11

Background: I'm developing a multiplatform framework of sorts that will be used as base for both game and util/tool creation. The basic idea is to have a pool of workers, each executing in its own thread. (Furthermore, workers will also be able to spawn at runtime.) Each thread will have it's own memory manager.

I have long thought about creating my own memory management system, and I think this project will be perfect to finally give it a try. I find such a system fitting due to the types of usages of this framework will often require memory allocations in realtime (games and texture edition tools).

Problems:

  • No generally applicable solution(?) - The framework will be used for both games/visualization (not AAA, but indie/play) and tool/application creation. My understanding is that for game development it is usual (at least for console games) to allocate a big chunk of memory only once in the initialization, and then use this memory internally in the memory manager. But is this technique applicable in a more general application?

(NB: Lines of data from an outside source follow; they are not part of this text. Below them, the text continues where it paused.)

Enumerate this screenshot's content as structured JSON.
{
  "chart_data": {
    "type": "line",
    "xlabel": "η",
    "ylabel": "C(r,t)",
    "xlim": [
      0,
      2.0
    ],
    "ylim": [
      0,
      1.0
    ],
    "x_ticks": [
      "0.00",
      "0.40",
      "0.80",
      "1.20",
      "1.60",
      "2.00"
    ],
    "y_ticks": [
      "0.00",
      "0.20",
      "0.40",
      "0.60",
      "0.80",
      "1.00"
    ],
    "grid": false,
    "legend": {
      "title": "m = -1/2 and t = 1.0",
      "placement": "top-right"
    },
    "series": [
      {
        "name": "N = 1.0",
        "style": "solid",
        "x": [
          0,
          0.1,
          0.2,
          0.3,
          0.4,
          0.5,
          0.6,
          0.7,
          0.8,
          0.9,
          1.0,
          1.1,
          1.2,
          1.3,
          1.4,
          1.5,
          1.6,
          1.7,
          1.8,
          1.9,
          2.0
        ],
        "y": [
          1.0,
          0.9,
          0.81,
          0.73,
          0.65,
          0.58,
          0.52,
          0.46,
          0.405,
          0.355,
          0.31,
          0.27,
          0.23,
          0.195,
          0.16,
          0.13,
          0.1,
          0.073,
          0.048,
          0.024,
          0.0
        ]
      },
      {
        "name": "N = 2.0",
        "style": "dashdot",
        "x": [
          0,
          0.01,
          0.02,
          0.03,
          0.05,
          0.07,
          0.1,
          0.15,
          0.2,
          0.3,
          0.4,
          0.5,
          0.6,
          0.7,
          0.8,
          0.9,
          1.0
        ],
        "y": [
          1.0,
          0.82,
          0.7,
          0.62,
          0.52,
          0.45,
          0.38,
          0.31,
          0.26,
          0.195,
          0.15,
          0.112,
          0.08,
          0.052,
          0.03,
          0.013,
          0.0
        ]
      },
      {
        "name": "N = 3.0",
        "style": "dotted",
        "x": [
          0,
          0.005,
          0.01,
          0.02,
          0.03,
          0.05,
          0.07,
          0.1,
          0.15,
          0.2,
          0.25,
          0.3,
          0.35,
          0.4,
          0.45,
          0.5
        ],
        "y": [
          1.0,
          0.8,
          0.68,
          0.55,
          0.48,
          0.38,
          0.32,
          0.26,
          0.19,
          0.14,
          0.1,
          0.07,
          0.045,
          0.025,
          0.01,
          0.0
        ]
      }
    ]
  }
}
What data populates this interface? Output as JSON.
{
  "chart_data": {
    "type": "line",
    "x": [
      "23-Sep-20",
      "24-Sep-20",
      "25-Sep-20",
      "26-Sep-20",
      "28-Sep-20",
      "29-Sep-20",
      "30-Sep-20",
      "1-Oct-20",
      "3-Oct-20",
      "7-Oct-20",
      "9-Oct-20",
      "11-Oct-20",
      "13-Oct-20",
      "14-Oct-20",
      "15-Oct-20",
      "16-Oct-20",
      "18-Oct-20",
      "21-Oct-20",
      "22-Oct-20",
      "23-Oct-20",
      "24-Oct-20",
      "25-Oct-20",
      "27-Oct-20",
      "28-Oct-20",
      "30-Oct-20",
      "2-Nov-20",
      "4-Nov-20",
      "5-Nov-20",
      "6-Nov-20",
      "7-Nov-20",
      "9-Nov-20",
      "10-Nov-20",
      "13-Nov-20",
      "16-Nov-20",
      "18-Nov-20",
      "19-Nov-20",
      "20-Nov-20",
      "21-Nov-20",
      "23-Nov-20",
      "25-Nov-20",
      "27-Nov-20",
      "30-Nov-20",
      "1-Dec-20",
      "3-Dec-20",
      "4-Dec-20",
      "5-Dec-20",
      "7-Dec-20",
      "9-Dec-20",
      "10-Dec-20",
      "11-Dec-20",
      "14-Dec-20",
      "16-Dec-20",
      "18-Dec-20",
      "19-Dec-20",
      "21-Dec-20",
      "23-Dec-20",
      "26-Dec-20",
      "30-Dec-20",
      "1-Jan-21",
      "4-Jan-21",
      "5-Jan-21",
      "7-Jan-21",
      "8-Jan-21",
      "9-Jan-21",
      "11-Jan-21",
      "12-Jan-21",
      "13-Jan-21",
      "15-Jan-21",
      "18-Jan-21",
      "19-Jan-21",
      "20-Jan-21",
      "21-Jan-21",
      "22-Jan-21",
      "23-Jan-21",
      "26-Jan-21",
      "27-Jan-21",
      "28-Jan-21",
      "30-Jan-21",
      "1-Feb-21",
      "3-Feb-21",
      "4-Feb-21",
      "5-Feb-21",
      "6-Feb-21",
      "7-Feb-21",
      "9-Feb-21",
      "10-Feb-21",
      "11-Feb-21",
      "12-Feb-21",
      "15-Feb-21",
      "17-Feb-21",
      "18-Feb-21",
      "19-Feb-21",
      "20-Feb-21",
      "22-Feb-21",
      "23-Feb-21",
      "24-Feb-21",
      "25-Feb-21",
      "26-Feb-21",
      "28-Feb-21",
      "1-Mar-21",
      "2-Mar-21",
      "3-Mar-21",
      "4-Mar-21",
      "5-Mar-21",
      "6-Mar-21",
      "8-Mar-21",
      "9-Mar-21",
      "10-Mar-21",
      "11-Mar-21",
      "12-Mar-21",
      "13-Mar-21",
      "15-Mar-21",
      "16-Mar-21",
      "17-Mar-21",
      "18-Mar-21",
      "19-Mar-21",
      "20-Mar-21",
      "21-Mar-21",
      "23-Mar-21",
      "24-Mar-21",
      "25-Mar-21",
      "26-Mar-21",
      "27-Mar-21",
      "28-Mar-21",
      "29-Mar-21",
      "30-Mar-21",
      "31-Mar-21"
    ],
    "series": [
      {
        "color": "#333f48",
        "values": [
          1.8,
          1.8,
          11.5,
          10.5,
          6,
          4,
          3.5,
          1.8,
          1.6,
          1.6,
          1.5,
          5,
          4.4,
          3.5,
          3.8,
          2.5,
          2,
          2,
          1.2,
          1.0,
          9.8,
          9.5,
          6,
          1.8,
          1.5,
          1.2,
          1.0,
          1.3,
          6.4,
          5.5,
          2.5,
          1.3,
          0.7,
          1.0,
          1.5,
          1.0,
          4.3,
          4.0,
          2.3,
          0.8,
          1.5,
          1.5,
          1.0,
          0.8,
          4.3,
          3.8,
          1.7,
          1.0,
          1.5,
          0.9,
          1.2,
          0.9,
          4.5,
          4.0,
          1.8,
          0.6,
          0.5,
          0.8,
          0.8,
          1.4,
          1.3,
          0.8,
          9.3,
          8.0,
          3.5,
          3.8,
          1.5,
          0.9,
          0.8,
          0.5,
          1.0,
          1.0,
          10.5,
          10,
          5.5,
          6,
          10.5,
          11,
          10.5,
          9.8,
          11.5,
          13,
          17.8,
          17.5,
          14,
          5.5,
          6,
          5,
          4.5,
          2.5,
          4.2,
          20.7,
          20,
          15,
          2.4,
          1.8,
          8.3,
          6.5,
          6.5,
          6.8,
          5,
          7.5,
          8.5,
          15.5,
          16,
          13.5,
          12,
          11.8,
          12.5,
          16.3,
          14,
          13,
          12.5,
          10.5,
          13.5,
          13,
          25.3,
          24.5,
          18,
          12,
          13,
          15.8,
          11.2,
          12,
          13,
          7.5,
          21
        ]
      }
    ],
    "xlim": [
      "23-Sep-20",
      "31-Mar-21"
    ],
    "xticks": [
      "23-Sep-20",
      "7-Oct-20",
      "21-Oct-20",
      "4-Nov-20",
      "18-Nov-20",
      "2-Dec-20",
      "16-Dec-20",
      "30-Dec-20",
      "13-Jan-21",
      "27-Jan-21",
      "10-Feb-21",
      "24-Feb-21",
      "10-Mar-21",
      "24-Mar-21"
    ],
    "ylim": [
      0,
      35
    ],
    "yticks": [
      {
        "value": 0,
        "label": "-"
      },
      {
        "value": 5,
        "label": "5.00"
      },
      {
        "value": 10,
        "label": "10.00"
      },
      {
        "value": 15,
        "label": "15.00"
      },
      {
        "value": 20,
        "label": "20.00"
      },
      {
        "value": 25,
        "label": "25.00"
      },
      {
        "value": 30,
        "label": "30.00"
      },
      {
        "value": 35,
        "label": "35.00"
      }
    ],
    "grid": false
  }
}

    In a game you could theoretically know how much memory your scenes and resources will need, but for example, a photo editing application will load resources of all different sizes... So in the latter case a more dynamic memory "chunk size" would be needed? Which leads me to the next problem:

  • Moving already allocated data and keeping valid pointers - Normally when allocating on the heap, you will acquire a simple pointer to the memory chunk. In a custom memory manager, as far as I understand it, a similar approach is then to return a pointer to somewhere free in the pre-allocated chunk. But what happens if the pre-allocated chunk is too small and needs to be resized or even defragmentated? The data would be needed to be moved around in the memory and the old pointers would be invalid. Is there a way to transparently wrap these pointers in some way, but still use them as normally "outside" the memory management as if they were usual C++ pointers?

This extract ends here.